A spicy, saucy twist on the beloved Indian Chinese classic, Ball Chilli Chicken features juicy minced chicken balls that are par-cooked, fried crisp, then tossed in a bold stir-fried sauce with chunky peppers and aromatics. Sunrise spices add authentic zing to this easy recipe that's ideal for a quick weeknight dinner or casual get-together.
Sunrise tip: For an even crispier coating, roll the par-cooked chicken balls in a little cornflour before frying them.
Time: 15 minutes
In a bowl, mix minced chicken, ginger-garlic paste, 1 tsp each of Sunrise Jeera Powder, Sunrise Dhania Powder, Sunrise Lal Mirch Powder, and Sunrise Haldi powders, along with salt and maida.
Knead into a dough, then portion into small quantities and shape into rough balls. Set aside.
Time: 5 minutes
Bring 3-4 cups water to boil in a large kadhai.
Drop in the chicken balls and par-cook for 2-3 minutes until partially cooked.

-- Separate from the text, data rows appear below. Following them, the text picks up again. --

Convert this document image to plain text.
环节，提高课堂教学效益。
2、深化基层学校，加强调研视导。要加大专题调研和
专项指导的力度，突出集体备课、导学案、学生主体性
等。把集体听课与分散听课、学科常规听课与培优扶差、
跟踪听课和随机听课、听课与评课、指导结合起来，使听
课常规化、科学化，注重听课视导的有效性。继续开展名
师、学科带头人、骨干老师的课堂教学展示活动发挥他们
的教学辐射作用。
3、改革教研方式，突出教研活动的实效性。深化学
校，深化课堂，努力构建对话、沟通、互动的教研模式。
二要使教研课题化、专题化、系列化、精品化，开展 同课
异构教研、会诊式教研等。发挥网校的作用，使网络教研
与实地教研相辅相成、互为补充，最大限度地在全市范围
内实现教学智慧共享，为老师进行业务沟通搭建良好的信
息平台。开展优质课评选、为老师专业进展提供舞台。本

Remove with a slotted spoon and transfer to a plate.
Time: 6 minutes
Heat oil for frying in a pan. Add the par-cooked chicken balls.
Fry on medium heat, turning occasionally, until golden-brown and crisp, about 4-5 minutes.
Remove and drain on paper towels.
Time: 6 minutes
In the same pan, heat 2 tbsp oil. Add onions and sauté until translucent.
Stir in ginger paste, remaining 1 tsp each of Sunrise Jeera Powder, Sunrise Dhania Powder, and Sunrise Kashmiri Mirch Powder. Sauté for a minute.
Add bell peppers and stir-fry on high heat for 2-3 minutes.
Time: 3 minutes
Add fried chicken balls, water, salt and Sunrise Kali Mirch Powder. Toss well.
Stir in chopped ginger, garlic and green chillies. Stir-fry for a minute.
Transfer to a serving dish. Serve hot with fried rice or hakka noodles.